Ce qui a affligé l’Émilie-Romagne, c’est la deuxième inondation en quelques semaines. Quelles sont les raisons de cette catastrophe : juste les fortes pluies ou y a-t-il autre chose ? a demandé RSI Paris AntoliniPrésident des géologues d’Émilie-Romagne.
« Au cours de ces deux jours, nous avons eu une tempête parfaite en Romagne avec des précipitations incroyables qui ont frappé les montagnes avec des glissements de terrain, les plaines avec des inondations et la côte avec des ondes de tempête », explique le président des géologues d’Émilie-Romagne, Paride Antolini. « Nous avions déjà eu des précipitations importantes les 2 et 3 mai, ce qui ne s’était pas produit depuis des décennies. Hier et aujourd’hui, nous avons distribué plus de 200 millimètres de pluie sur tout un bassin versant en 48 heures et notre réseau hydrographique ne peut pas supporter des précipitations qui ne se sont jamais produites auparavant ; on parle d’une fois tous les cent ans. Maintenant, il s’agira de comprendre pourquoi nous avons une zone densément peuplée, c’est-à-dire que de Rimini à Piacenza, il y a une succession continue de maisons, de zones artisanales, d’industries et de rivières tous les vingt mètres. situation critique. »
Des pluies abondantes concentrées sur 48 heures, mais dans quelle mesure la sécheresse qui a précédé les intempéries a-t-elle affecté la capacité du pays à absorber l’eau ?

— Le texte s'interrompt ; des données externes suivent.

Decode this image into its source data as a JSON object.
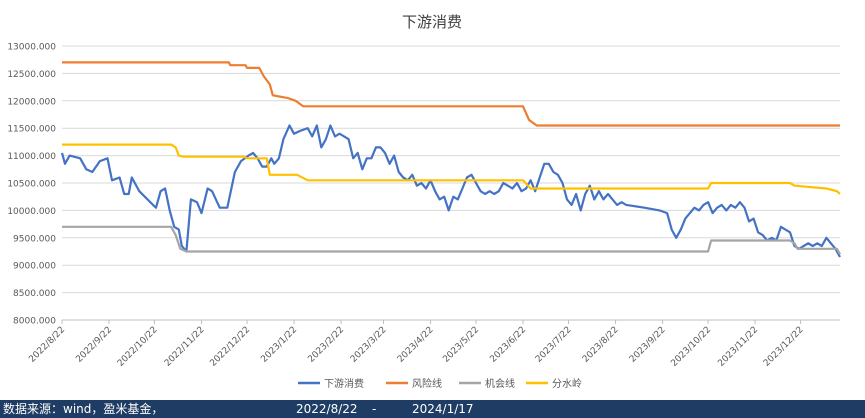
{
  "chart_data": {
    "type": "line",
    "title": "下游消费",
    "xlabel": "",
    "ylabel": "",
    "ylim": [
      8000,
      13000
    ],
    "y_ticks": [
      "13000.000",
      "12500.000",
      "12000.000",
      "11500.000",
      "11000.000",
      "10500.000",
      "10000.000",
      "9500.000",
      "9000.000",
      "8500.000",
      "8000.000"
    ],
    "x_range": [
      "2022-08-22",
      "2024-01-17"
    ],
    "x_ticks": [
      "2022/8/22",
      "2022/9/22",
      "2022/10/22",
      "2022/11/22",
      "2022/12/22",
      "2023/1/22",
      "2023/2/22",
      "2023/3/22",
      "2023/4/22",
      "2023/5/22",
      "2023/6/22",
      "2023/7/22",
      "2023/8/22",
      "2023/9/22",
      "2023/10/22",
      "2023/11/22",
      "2023/12/22"
    ],
    "grid": "horizontal",
    "legend_position": "bottom",
    "series": [
      {
        "name": "下游消费",
        "color": "#4472c4",
        "points": [
          [
            "2022-08-22",
            11050
          ],
          [
            "2022-08-24",
            10850
          ],
          [
            "2022-08-27",
            11000
          ],
          [
            "2022-09-03",
            10950
          ],
          [
            "2022-09-07",
            10750
          ],
          [
            "2022-09-11",
            10700
          ],
          [
            "2022-09-16",
            10900
          ],
          [
            "2022-09-21",
            10950
          ],
          [
            "2022-09-24",
            10550
          ],
          [
            "2022-09-29",
            10600
          ],
          [
            "2022-10-02",
            10300
          ],
          [
            "2022-10-05",
            10300
          ],
          [
            "2022-10-07",
            10600
          ],
          [
            "2022-10-12",
            10350
          ],
          [
            "2022-10-21",
            10100
          ],
          [
            "2022-10-23",
            10050
          ],
          [
            "2022-10-26",
            10350
          ],
          [
            "2022-10-29",
            10400
          ],
          [
            "2022-11-01",
            10000
          ],
          [
            "2022-11-04",
            9700
          ],
          [
            "2022-11-07",
            9650
          ],
          [
            "2022-11-09",
            9350
          ],
          [
            "2022-11-12",
            9250
          ],
          [
            "2022-11-15",
            10200
          ],
          [
            "2022-11-19",
            10150
          ],
          [
            "2022-11-22",
            9950
          ],
          [
            "2022-11-26",
            10400
          ],
          [
            "2022-11-29",
            10350
          ],
          [
            "2022-12-04",
            10050
          ],
          [
            "2022-12-09",
            10050
          ],
          [
            "2022-12-14",
            10700
          ],
          [
            "2022-12-18",
            10900
          ],
          [
            "2022-12-23",
            11000
          ],
          [
            "2022-12-26",
            11050
          ],
          [
            "2022-12-29",
            10950
          ],
          [
            "2023-01-01",
            10800
          ],
          [
            "2023-01-04",
            10800
          ],
          [
            "2023-01-07",
            10950
          ],
          [
            "2023-01-09",
            10850
          ],
          [
            "2023-01-12",
            10950
          ],
          [
            "2023-01-15",
            11300
          ],
          [
            "2023-01-19",
            11550
          ],
          [
            "2023-01-22",
            11400
          ],
          [
            "2023-01-26",
            11450
          ],
          [
            "2023-01-31",
            11500
          ],
          [
            "2023-02-03",
            11350
          ],
          [
            "2023-02-06",
            11550
          ],
          [
            "2023-02-09",
            11150
          ],
          [
            "2023-02-12",
            11300
          ],
          [
            "2023-02-15",
            11550
          ],
          [
            "2023-02-18",
            11350
          ],
          [
            "2023-02-21",
            11400
          ],
          [
            "2023-02-24",
            11350
          ],
          [
            "2023-02-27",
            11300
          ],
          [
            "2023-03-02",
            10950
          ],
          [
            "2023-03-05",
            11050
          ],
          [
            "2023-03-08",
            10750
          ],
          [
            "2023-03-11",
            10950
          ],
          [
            "2023-03-14",
            10950
          ],
          [
            "2023-03-17",
            11150
          ],
          [
            "2023-03-20",
            11150
          ],
          [
            "2023-03-23",
            11050
          ],
          [
            "2023-03-26",
            10850
          ],
          [
            "2023-03-29",
            11000
          ],
          [
            "2023-04-01",
            10700
          ],
          [
            "2023-04-04",
            10600
          ],
          [
            "2023-04-07",
            10550
          ],
          [
            "2023-04-10",
            10650
          ],
          [
            "2023-04-13",
            10450
          ],
          [
            "2023-04-16",
            10500
          ],
          [
            "2023-04-19",
            10400
          ],
          [
            "2023-04-22",
            10550
          ],
          [
            "2023-04-25",
            10350
          ],
          [
            "2023-04-28",
            10200
          ],
          [
            "2023-05-01",
            10250
          ],
          [
            "2023-05-04",
            10000
          ],
          [
            "2023-05-07",
            10250
          ],
          [
            "2023-05-10",
            10200
          ],
          [
            "2023-05-13",
            10400
          ],
          [
            "2023-05-16",
            10600
          ],
          [
            "2023-05-19",
            10650
          ],
          [
            "2023-05-22",
            10500
          ],
          [
            "2023-05-25",
            10350
          ],
          [
            "2023-05-28",
            10300
          ],
          [
            "2023-05-31",
            10350
          ],
          [
            "2023-06-03",
            10300
          ],
          [
            "2023-06-06",
            10350
          ],
          [
            "2023-06-09",
            10500
          ],
          [
            "2023-06-12",
            10450
          ],
          [
            "2023-06-15",
            10400
          ],
          [
            "2023-06-18",
            10500
          ],
          [
            "2023-06-21",
            10350
          ],
          [
            "2023-06-24",
            10400
          ],
          [
            "2023-06-27",
            10550
          ],
          [
            "2023-06-30",
            10350
          ],
          [
            "2023-07-03",
            10600
          ],
          [
            "2023-07-06",
            10850
          ],
          [
            "2023-07-09",
            10850
          ],
          [
            "2023-07-12",
            10700
          ],
          [
            "2023-07-15",
            10650
          ],
          [
            "2023-07-18",
            10500
          ],
          [
            "2023-07-21",
            10200
          ],
          [
            "2023-07-24",
            10100
          ],
          [
            "2023-07-27",
            10300
          ],
          [
            "2023-07-30",
            10000
          ],
          [
            "2023-08-02",
            10300
          ],
          [
            "2023-08-05",
            10450
          ],
          [
            "2023-08-08",
            10200
          ],
          [
            "2023-08-11",
            10350
          ],
          [
            "2023-08-14",
            10200
          ],
          [
            "2023-08-17",
            10300
          ],
          [
            "2023-08-20",
            10200
          ],
          [
            "2023-08-23",
            10100
          ],
          [
            "2023-08-26",
            10150
          ],
          [
            "2023-08-29",
            10100
          ],
          [
            "2023-09-10",
            10050
          ],
          [
            "2023-09-20",
            10000
          ],
          [
            "2023-09-25",
            9950
          ],
          [
            "2023-09-28",
            9650
          ],
          [
            "2023-10-01",
            9500
          ],
          [
            "2023-10-04",
            9650
          ],
          [
            "2023-10-07",
            9850
          ],
          [
            "2023-10-10",
            9950
          ],
          [
            "2023-10-13",
            10050
          ],
          [
            "2023-10-16",
            10000
          ],
          [
            "2023-10-19",
            10100
          ],
          [
            "2023-10-22",
            10150
          ],
          [
            "2023-10-25",
            9950
          ],
          [
            "2023-10-28",
            10050
          ],
          [
            "2023-10-31",
            10100
          ],
          [
            "2023-11-03",
            10000
          ],
          [
            "2023-11-06",
            10100
          ],
          [
            "2023-11-09",
            10050
          ],
          [
            "2023-11-12",
            10150
          ],
          [
            "2023-11-15",
            10050
          ],
          [
            "2023-11-18",
            9800
          ],
          [
            "2023-11-21",
            9850
          ],
          [
            "2023-11-24",
            9600
          ],
          [
            "2023-11-27",
            9550
          ],
          [
            "2023-11-30",
            9450
          ],
          [
            "2023-12-03",
            9500
          ],
          [
            "2023-12-06",
            9450
          ],
          [
            "2023-12-09",
            9700
          ],
          [
            "2023-12-12",
            9650
          ],
          [
            "2023-12-15",
            9600
          ],
          [
            "2023-12-18",
            9350
          ],
          [
            "2023-12-21",
            9300
          ],
          [
            "2023-12-24",
            9350
          ],
          [
            "2023-12-27",
            9400
          ],
          [
            "2023-12-30",
            9350
          ],
          [
            "2024-01-02",
            9400
          ],
          [
            "2024-01-05",
            9350
          ],
          [
            "2024-01-08",
            9500
          ],
          [
            "2024-01-11",
            9400
          ],
          [
            "2024-01-14",
            9300
          ],
          [
            "2024-01-17",
            9150
          ]
        ]
      },
      {
        "name": "风险线",
        "color": "#ed7d31",
        "points": [
          [
            "2022-08-22",
            12700
          ],
          [
            "2022-12-10",
            12700
          ],
          [
            "2022-12-11",
            12650
          ],
          [
            "2022-12-21",
            12650
          ],
          [
            "2022-12-22",
            12600
          ],
          [
            "2022-12-30",
            12600
          ],
          [
            "2023-01-02",
            12450
          ],
          [
            "2023-01-06",
            12300
          ],
          [
            "2023-01-08",
            12100
          ],
          [
            "2023-01-18",
            12050
          ],
          [
            "2023-01-23",
            12000
          ],
          [
            "2023-01-28",
            11900
          ],
          [
            "2023-06-22",
            11900
          ],
          [
            "2023-06-26",
            11650
          ],
          [
            "2023-07-01",
            11550
          ],
          [
            "2024-01-17",
            11550
          ]
        ]
      },
      {
        "name": "机会线",
        "color": "#a5a5a5",
        "points": [
          [
            "2022-08-22",
            9700
          ],
          [
            "2022-11-02",
            9700
          ],
          [
            "2022-11-05",
            9550
          ],
          [
            "2022-11-08",
            9300
          ],
          [
            "2022-11-12",
            9250
          ],
          [
            "2023-10-22",
            9250
          ],
          [
            "2023-10-24",
            9450
          ],
          [
            "2023-12-15",
            9450
          ],
          [
            "2023-12-18",
            9400
          ],
          [
            "2023-12-20",
            9300
          ],
          [
            "2024-01-15",
            9300
          ],
          [
            "2024-01-17",
            9200
          ]
        ]
      },
      {
        "name": "分水岭",
        "color": "#ffc000",
        "points": [
          [
            "2022-08-22",
            11200
          ],
          [
            "2022-11-02",
            11200
          ],
          [
            "2022-11-05",
            11150
          ],
          [
            "2022-11-07",
            11000
          ],
          [
            "2022-11-10",
            10980
          ],
          [
            "2022-12-20",
            10980
          ],
          [
            "2022-12-22",
            10950
          ],
          [
            "2023-01-04",
            10950
          ],
          [
            "2023-01-06",
            10650
          ],
          [
            "2023-01-24",
            10650
          ],
          [
            "2023-01-31",
            10550
          ],
          [
            "2023-06-22",
            10550
          ],
          [
            "2023-06-27",
            10400
          ],
          [
            "2023-10-22",
            10400
          ],
          [
            "2023-10-24",
            10500
          ],
          [
            "2023-12-15",
            10500
          ],
          [
            "2023-12-18",
            10450
          ],
          [
            "2024-01-08",
            10400
          ],
          [
            "2024-01-15",
            10350
          ],
          [
            "2024-01-17",
            10300
          ]
        ]
      }
    ]
  },
  "footer": {
    "source": "数据来源：wind，盈米基金，",
    "date_start": "2022/8/22",
    "date_sep": "-",
    "date_end": "2024/1/17"
  }
}
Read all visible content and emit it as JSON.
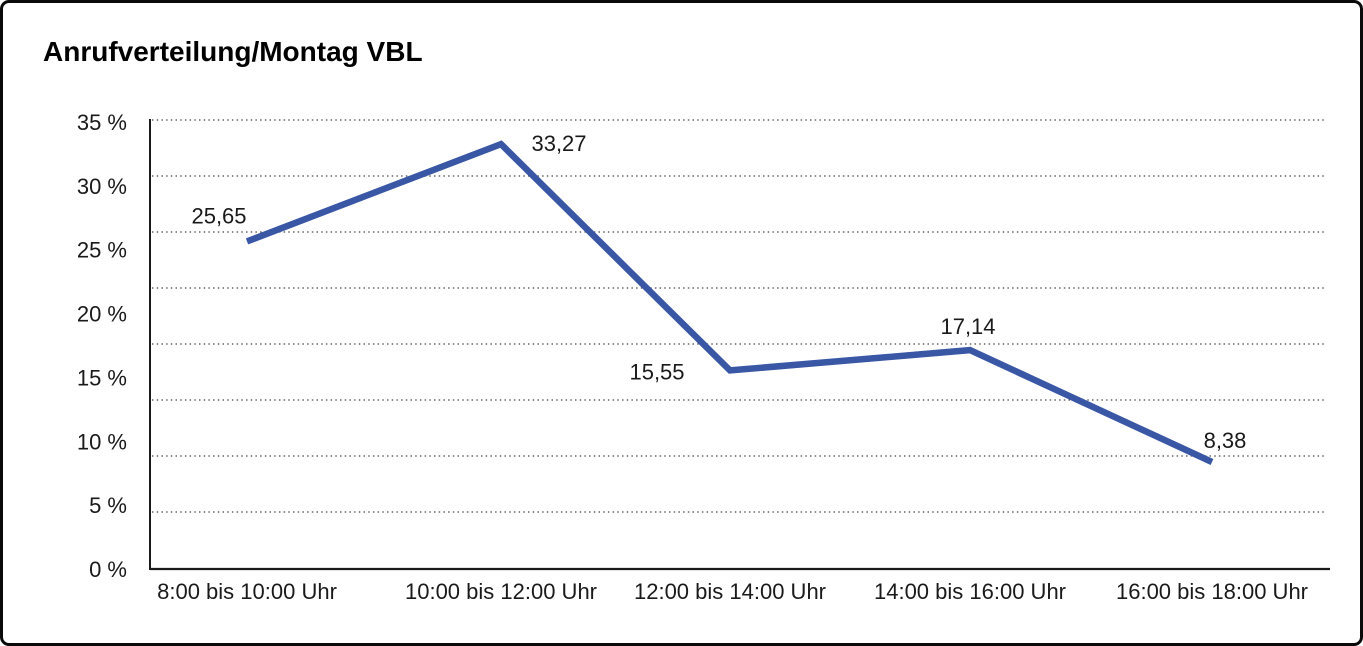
{
  "chart_data": {
    "type": "line",
    "title": "Anrufverteilung/Montag VBL",
    "categories": [
      "8:00 bis 10:00 Uhr",
      "10:00 bis 12:00 Uhr",
      "12:00 bis 14:00 Uhr",
      "14:00 bis 16:00 Uhr",
      "16:00 bis 18:00 Uhr"
    ],
    "values": [
      25.65,
      33.27,
      15.55,
      17.14,
      8.38
    ],
    "data_labels": [
      "25,65",
      "33,27",
      "15,55",
      "17,14",
      "8,38"
    ],
    "series_name": "Anrufverteilung Montag VBL",
    "unit": "%",
    "xlabel": "",
    "ylabel": "",
    "y_ticks": [
      "35 %",
      "30 %",
      "25 %",
      "20 %",
      "15 %",
      "10 %",
      "5 %",
      "0 %"
    ],
    "y_tick_values": [
      35,
      30,
      25,
      20,
      15,
      10,
      5,
      0
    ],
    "ylim": [
      0,
      35
    ],
    "grid": "horizontal-dotted",
    "gridline_count": 9,
    "legend": "none",
    "line_color": "#3A57A5",
    "text_color": "#1a1a1a",
    "grid_color": "#474747",
    "axis_color": "#1a1a1a",
    "background_color": "#ffffff",
    "border_color": "#0a0a0a"
  }
}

« Le fait qu’il y ait eu une sécheresse ne l’a pas affecté. Ensuite, entre autres, nous avons un barrage de 33 millions de mètres cubes en Émilie-Romagne qui a débordé en mars, il y a donc eu des précipitations. Ces pluies sont arrivées à ce moment-là. » Début mai, il y a également eu des dommages structurels aux remblais, provoquant des affaissements, des fissures et des inondations. Ce sont des problèmes structurels qui ne devraient pas exister.
L’Émilie-Romagne est l’une des régions les plus exposées au risque hydrogéologique, qui est très élevé (par exemple le risque de glissements de terrain), mais c’est aussi l’une des régions les plus riches et les plus performantes. Mais n’est-ce pas parce que l’entretien du territoire a été négligé ? Était-ce vraiment imprévisible ce qui s’est passé ?
« Je le répète, si on a 200 millimètres de pluie dans un bassin, on ne peut pas parler de superficialité. L’Émilie-Romagne est une région riche où l’attention est également portée sur le territoire. Mais je le répète, il faut réfléchir à ce qui s’est passé. C’est-à-dire qu’il faut utiliser des outils qui servent non seulement à la protection civile, mais aussi aux interventions sur le territoire.
Qu’entend-on exactement par là ?
« Zones stratifiées, vases d’expansion, etc. etc. Si les berges d’une rivière sont censées ne pas pouvoir accueillir l’eau, cette eau doit s’écouler latéralement à la rivière, c’est-à-dire dans les zones désignées pour être inondées sans causer de dommages aux habitations. » . Ce sont des zones qui sont destinées à cet usage, c’est-à-dire des terres agricoles, des zones le long des rivières qui peuvent être inondées. Nous devons passer aux interventions que les citoyens peuvent ne pas aimer le plus, aussi parce que lorsque vous commencez à déménager, certaines maisons ou rivières s’élargissent, la propriété privée est touchée… Chacun de nous commence à s’inquiéter un instant. Et les politiciens ne disent jamais aux citoyens des choses qu’ils devraient dire directement, en face, parce que les citoyens ne veulent pas les entendre et les politiciens ne veulent pas leur dire.